Explained Sanchez, "I just threw it hoping to get it close to the bag and threw it away."

Schumaker returned to the roster eight days ago after missing 34 contests with a triceps strain. He says it feels good to contribute after the lengthy absence.

"It's a good win, a comeback win against a very good bullpen," he said. "It's very meaningful."

The Cardinals' slumbering offense finally woke up in the eighth to steal the victory. Giants starter Ryan Vogelsong and reliever Jeremy Affeldt combined to retire seven consecutive batters heading into the eighth. The hot-hitting Jay began the rally with a double to right. Pujols followed with another two-bagger to cut the deficit to 3-2. One out later, Craig hit a double to tie the game.

Colby Rasmus then grounded out before Schumaker came through with his biggest hit of the season.

The infield single made a winner out of former closer Ryan Franklin, who faced three batters and struck out the side in the eighth inning on 14 pitches. Closer Fernando Salas came on in the ninth to record his 10th save in as many chances. He gave up a two-out double to Nate Schierholtz but got pinch-hitter Emmanuel Burriss on strikes to end the game.

"It's all about going out there and throwing scoreless innings," said Franklin, who improved to 1-3. "And throwing one pitch at a time."

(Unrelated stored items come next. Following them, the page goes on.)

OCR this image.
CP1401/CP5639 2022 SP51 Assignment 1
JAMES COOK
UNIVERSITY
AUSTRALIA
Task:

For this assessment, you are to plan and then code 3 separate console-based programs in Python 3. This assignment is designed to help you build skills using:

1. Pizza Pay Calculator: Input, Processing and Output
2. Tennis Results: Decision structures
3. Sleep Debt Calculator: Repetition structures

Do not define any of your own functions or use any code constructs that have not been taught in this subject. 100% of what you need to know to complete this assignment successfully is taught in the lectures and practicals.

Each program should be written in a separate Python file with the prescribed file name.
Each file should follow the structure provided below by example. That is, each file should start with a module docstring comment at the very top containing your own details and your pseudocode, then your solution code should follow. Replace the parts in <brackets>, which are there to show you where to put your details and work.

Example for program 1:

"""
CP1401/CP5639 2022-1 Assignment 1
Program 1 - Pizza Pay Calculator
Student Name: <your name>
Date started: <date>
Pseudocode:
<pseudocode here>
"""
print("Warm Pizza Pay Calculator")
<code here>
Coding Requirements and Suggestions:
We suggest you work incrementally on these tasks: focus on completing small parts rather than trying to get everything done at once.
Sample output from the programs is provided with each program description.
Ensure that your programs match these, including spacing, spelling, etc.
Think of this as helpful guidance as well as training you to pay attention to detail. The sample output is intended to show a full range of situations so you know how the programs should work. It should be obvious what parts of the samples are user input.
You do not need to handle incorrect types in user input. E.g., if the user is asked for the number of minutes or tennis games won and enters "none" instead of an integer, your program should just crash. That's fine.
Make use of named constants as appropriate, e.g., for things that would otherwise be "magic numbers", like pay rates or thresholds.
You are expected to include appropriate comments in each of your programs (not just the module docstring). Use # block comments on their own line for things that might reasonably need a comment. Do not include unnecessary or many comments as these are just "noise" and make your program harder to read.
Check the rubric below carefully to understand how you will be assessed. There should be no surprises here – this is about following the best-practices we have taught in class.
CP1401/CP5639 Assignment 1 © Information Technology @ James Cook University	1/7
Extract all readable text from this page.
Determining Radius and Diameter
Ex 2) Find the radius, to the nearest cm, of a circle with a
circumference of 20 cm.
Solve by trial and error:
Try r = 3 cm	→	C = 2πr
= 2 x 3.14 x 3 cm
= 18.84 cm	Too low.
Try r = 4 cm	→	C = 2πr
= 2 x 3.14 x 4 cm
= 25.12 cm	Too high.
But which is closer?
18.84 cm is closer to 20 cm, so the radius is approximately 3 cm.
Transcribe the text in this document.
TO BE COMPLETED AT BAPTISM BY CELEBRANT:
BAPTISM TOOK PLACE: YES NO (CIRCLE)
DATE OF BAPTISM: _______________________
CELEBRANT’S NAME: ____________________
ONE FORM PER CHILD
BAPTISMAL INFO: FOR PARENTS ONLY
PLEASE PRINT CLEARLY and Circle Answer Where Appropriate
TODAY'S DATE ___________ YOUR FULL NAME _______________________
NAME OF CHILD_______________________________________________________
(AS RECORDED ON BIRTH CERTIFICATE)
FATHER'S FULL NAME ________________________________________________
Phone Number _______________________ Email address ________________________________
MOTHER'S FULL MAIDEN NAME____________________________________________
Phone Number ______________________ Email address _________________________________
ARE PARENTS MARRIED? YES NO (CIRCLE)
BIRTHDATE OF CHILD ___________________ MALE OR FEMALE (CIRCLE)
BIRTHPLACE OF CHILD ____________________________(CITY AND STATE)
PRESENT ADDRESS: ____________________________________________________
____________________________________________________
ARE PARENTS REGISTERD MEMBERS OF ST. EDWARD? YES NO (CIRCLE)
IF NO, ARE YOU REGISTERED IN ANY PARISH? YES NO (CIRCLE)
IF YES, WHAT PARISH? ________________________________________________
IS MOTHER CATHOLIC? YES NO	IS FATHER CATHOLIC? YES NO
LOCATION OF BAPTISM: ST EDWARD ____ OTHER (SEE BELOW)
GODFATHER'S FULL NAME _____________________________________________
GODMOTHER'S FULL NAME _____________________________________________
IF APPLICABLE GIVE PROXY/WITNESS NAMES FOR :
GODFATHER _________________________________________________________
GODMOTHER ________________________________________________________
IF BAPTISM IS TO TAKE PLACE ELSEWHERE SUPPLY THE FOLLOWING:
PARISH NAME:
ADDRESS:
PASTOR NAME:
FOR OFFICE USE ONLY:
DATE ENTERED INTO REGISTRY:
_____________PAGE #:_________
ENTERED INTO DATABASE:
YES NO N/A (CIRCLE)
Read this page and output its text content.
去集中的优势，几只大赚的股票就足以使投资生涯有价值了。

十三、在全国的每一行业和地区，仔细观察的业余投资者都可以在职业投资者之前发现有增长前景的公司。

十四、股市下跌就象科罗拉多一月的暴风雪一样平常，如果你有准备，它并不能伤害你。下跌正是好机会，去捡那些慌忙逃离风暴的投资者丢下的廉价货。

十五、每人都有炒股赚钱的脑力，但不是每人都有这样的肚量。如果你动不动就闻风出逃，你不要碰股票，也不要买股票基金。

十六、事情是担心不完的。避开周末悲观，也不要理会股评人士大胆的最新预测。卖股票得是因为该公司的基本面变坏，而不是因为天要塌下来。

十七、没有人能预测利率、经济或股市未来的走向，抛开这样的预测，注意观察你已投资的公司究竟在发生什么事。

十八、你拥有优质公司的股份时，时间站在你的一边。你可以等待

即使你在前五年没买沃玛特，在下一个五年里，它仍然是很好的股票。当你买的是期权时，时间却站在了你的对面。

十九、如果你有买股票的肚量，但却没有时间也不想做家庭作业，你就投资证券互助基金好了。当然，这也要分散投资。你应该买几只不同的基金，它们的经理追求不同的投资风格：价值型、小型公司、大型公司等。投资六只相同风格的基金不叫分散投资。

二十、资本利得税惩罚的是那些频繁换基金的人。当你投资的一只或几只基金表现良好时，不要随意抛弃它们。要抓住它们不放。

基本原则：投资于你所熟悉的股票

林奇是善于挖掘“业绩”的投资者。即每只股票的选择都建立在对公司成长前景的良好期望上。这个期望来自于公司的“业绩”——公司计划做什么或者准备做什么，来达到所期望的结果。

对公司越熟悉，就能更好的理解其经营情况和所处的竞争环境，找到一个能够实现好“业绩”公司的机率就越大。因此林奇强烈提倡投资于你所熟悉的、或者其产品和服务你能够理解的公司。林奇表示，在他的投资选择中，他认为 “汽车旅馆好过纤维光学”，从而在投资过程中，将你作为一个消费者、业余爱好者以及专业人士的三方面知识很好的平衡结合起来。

The Giants broke a 1-1 tie on a fifth-inning single by Sanchez. St. Louis tied the game, 1-1, in the third on an RBI single by Jay, who finished a sizzling May with a .397 average (31-for-78), tops in the National League for the month.

St. Louis infielder Ryan Theriot extended his career-best hitting streak to 14 games with a single in the fifth inning. The streak is the longest current run in the NL.

Redbirds starter Chris Carpenter allowed just two runs over five innings but left trailing, 2-1.

"I did the best I could -- I tried to give [us] a chance," Carpenter said.

Added La Russa, "Carp was a workhorse, he worked hard."

Pujols, who went 2-for-3, more than held his own in his second start of the season at third base. He made a nice play to throw out Miguel Tejada leading off the third. The two-time Gold Glove first baseman now has two putouts and five assists at third this season.

Pujols' willingness to move to the hot corner enabled La Russa to get Jay back into the lineup. With Pujols at third, Lance Berkman moved from right to first, allowing Jay to start in right.

The move proved immediate dividends as Jay singled in the third to begin a 2-for-4 performance.